In je proefschrift onderzocht je hoe mensen zich eigenaar voelen van de plek waar zij wonen. Waarom voel je je eigenaar van een land?
“Eigenaarschap is iets wat ontzettend intuïtief is voor heel veel mensen. Kinderen begrijpen vanaf hun derde al dat als iemand bepaalt wat er met speelgoed gebeurt of wie het mag gebruiken, dat dat waarschijnlijk de eigenaar is. Wie het eerste op het strand een zandkasteel bouwt, is de eigenaar. Dit wordt ook toegepast op eigenaarschap van een land. Dus simpel gezegd: dit land is van ons en wij bepalen hier wat we doen, want wij waren hier het eerst.
Eigendomsgevoel is een concept met twee verschillende gezichten. Dus aan de ene kant: wij zijn de eigenaar, dus wij hebben het hier voor het zeggen. Dat kan makkelijk leiden tot uitsluiting van groepen die niet mee zouden mogen doen. Aan de andere kant ook: dit land is van ons, dus wij zijn hier gezamenlijk verantwoordelijk voor. We zien dat mensen die een sterk gevoel van eigenaarschap hebben, ook meer geneigd zijn om zich bijvoorbeeld in te zetten voor nationale goede doelen.”
Hoe problematisch is het om te zeggen: ‘Dit land is van ons’?
“Ik vind niet dat we het gevoel van eigendom per se moeten problematiseren. Ook niet dat we het de kop moeten indrukken. Ten eerste al omdat het gewoon bijna niet kan. Heel veel mensen hebben het gevoel dat Nederland ‘van ons’ is. Het is iets intuïtiefs. En ten tweede, omdat eigenaarschap ook leidt tot verantwoordelijkheid. Dat wil je in een maatschappij juist versterken.

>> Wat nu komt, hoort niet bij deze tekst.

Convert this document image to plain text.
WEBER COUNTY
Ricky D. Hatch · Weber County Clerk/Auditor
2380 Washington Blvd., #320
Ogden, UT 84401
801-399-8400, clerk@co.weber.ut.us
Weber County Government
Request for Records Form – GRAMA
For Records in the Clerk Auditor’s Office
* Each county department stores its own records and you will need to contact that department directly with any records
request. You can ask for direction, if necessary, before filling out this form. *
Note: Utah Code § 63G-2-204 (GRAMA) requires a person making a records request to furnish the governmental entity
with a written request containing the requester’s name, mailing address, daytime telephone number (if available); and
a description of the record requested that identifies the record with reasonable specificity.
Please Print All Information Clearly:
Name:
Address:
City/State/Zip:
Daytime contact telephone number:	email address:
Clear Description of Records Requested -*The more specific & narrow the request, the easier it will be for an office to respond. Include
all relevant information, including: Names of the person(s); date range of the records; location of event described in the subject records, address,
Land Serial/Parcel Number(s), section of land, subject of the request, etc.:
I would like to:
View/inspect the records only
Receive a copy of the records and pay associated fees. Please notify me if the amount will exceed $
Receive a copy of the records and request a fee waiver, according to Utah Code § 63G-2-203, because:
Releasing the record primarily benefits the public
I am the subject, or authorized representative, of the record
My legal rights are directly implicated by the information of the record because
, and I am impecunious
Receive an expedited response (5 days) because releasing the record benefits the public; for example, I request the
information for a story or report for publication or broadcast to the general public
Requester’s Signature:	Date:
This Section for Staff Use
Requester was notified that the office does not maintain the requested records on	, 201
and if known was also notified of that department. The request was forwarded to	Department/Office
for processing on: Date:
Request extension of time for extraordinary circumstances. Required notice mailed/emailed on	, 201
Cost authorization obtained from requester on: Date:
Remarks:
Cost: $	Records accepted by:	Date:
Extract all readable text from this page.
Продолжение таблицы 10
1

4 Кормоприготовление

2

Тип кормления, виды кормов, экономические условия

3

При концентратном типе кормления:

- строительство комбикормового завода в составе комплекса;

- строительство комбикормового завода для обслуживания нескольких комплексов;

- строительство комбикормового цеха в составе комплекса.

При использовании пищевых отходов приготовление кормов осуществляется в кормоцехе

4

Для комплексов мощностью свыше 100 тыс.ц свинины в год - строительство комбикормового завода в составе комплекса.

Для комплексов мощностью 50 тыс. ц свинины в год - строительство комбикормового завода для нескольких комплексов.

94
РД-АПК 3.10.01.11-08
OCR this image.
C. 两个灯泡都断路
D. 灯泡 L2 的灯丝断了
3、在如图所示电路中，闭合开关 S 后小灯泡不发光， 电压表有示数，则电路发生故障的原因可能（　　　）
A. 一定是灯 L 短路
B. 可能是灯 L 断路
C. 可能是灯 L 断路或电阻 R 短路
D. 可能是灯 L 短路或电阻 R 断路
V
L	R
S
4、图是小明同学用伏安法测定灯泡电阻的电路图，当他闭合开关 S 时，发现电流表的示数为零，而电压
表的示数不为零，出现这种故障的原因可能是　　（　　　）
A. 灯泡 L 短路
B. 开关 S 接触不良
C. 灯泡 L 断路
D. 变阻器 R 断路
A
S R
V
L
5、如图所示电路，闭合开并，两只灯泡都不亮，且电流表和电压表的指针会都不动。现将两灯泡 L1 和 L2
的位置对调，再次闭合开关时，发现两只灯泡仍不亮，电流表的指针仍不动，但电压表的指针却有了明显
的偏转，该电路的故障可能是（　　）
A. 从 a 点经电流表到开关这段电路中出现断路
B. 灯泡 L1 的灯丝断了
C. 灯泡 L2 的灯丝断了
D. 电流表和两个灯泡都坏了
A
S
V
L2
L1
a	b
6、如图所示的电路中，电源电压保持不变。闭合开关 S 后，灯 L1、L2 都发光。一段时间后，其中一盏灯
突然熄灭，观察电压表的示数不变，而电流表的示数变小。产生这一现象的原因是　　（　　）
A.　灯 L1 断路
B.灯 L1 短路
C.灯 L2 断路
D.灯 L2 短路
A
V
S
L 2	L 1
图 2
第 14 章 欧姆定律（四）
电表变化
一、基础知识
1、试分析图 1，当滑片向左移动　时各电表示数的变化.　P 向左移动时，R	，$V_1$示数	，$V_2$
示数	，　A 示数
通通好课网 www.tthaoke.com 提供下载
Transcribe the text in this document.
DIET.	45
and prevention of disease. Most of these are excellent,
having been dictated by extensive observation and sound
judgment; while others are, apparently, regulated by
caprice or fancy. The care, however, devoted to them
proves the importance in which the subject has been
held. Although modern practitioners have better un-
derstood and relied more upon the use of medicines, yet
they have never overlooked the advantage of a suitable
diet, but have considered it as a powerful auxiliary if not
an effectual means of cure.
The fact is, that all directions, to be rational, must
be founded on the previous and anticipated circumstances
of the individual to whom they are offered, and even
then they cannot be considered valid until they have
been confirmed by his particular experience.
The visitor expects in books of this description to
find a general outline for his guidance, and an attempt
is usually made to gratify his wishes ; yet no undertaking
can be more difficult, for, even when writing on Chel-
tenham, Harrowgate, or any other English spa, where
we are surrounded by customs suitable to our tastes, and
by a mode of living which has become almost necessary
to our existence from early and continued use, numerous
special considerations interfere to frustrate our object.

Nationale identificatie leidt niet automatisch tot uitsluiting. Verreweg de meeste mensen hier voelen een bepaalde mate van verbondenheid met Nederland. Nationale identificatie heeft natuurlijk veel verschillende dimensies, maar bij gewone verbondenheid met Nederland of met Nederlanders zien we eigenlijk amper tot helemaal geen samenhang met weerstand tegen immigratie. Dat ontstaat pas op het moment dat je meer chauvinistische gedachten hebt. Dus de overtuiging dat wij als volk beter zijn dan anderen of wanneer je een etnische dreiging ervaart dat jouw volk onder de voet wordt gelopen.”
Meedoen
Ongeveer een kwart van de Nederlanders is óf zelf niet in Nederland geboren óf heeft minimaal één ouder van wie de wieg niet in Nederland stond. Een partij als de PVV boekt enorm succes met slogans als ‘Nederland weer van ons’. Verandert immigratie ons idee over het Nederlandse wij-gevoel?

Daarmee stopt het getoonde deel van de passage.